Так он избавился от первого тяготившего его бремени. Что касается угрозы со стороны экономической науки, то ее отвел от него другой ангел-привратник — заведующий учебной частью доктор Джон Броадбент, безграничного обаяния преподаватель английской литературы, который легко мог бы послужить (но не послужил) прообразом доктора Говарда Кэрка, сверхобщительного и нестрогого в вопросах морали героя романа Малкольма Брэдбери «Историческая личность». Когда он с унылым видом сообщил доктору Броадбенту, что отец требует от него сменить специализацию, тот спросил: «А вам-то самому чего хочется?» Разумеется, заниматься экономикой ему не хотелось; он хотел изучать историю, и для этой цели ему была даже выделена стипендия. «Я все улажу», — сказал доктор Броадбент и написал Анису Рушди письмо, в котором вежливо, но предельно четко объяснил: с точки зрения администрации, Салман не обладает достаточной подготовкой, чтобы приступить к изучению экономических дисциплин, и в случае, если он продолжит настаивать на своем, ему разумнее будет покинуть университет. Больше о занятиях экономикой Анис Рушди не заикался.
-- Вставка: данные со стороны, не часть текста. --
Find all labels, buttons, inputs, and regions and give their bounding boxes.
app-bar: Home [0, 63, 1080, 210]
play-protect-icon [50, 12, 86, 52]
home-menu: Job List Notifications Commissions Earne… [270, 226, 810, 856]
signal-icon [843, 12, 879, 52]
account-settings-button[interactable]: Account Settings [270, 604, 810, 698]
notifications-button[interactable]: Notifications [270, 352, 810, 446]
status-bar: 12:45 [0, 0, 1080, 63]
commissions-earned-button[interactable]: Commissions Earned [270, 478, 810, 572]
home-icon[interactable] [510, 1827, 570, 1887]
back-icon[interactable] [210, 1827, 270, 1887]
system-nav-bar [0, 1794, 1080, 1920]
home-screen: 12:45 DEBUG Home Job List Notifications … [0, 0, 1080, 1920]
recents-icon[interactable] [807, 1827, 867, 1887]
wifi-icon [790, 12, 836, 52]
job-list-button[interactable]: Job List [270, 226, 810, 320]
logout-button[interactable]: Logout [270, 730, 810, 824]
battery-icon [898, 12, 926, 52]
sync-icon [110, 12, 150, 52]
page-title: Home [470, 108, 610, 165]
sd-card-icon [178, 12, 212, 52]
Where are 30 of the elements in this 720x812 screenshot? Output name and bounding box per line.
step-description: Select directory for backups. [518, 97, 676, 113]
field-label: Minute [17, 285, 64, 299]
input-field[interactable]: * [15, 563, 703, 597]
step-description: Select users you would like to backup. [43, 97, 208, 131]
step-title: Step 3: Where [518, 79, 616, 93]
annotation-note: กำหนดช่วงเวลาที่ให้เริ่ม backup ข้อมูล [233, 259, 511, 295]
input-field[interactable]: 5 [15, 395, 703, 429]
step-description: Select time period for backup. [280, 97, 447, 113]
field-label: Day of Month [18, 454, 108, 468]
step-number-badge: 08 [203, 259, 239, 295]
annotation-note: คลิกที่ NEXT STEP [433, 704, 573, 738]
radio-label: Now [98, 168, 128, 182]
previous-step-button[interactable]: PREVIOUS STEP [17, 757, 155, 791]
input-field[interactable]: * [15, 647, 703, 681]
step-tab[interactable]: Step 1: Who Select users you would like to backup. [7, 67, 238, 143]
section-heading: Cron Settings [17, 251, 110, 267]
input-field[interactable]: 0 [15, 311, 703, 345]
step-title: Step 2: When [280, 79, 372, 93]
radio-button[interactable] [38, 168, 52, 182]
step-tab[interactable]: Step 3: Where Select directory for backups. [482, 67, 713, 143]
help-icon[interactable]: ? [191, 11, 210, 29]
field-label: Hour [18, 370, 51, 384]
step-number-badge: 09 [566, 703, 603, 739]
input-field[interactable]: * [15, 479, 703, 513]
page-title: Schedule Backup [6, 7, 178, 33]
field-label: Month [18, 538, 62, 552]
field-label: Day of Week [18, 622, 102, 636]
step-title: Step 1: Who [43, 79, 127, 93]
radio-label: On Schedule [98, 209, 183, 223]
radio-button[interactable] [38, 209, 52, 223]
Третье бремя тоже вскоре спало у него с плеч. Война в Индостане закончилась, никто из тех, кто был ему дорог, не пострадал. И у него началась университетская жизнь.

Складывалась она вполне обычно: он завел друзей, потерял девственность, научился загадочной игре со спичками, которой забавлялись герои «Прошлым летом в Мариенбаде», в день смерти Ивлина Во сыграл печальную партию в крокет с Э. М. Форстером[21], мало-помалу понял значение слова «Вьетнам», был избран в члены «Рампы»[22], скромно примкнул к блистательному созвездию посвященных — Клайву Джеймсу, Робу Бакману, Джермейн Грир, смотрел, как на сцене крошечного клуба на улице Петти-Кьюри, в зале под штабом хунвейбинов, где торговали цитатниками председателя Мао, Джермейн исполняет свой коронный «Стриптиз монашки», выдирается, выкручивается из рясы и остается в итоге в полном снаряжении аквалангиста. Еще он курил траву, видел, как приятель из комнаты напротив не пережил плохого кислотного трипа, а другой приятель окончательно спятил от наркотиков, через третьего приятеля познакомился с Капитаном Бифхартом[23] и участниками «Велвет андеграунд» — этот третий приятель умер вскоре после окончания университета; радовался моде на мини-юбки и полупрозрачные блузки; пописывал в студенческую газету «Универ» — недолго, пока редакция не отказалась от его услуг; играл в пьесах Брехта, Ионеско и Бена Джонсона; в компании будущего арт-критика лондонской «Таймс» без приглашения пробрался на Майский бал Тринити-колледжа, чтобы послушать, как Франсуаза Арди[24] споет «Tous les garçons et les filles», гимн мучительному ожиданию все не приходящей любви.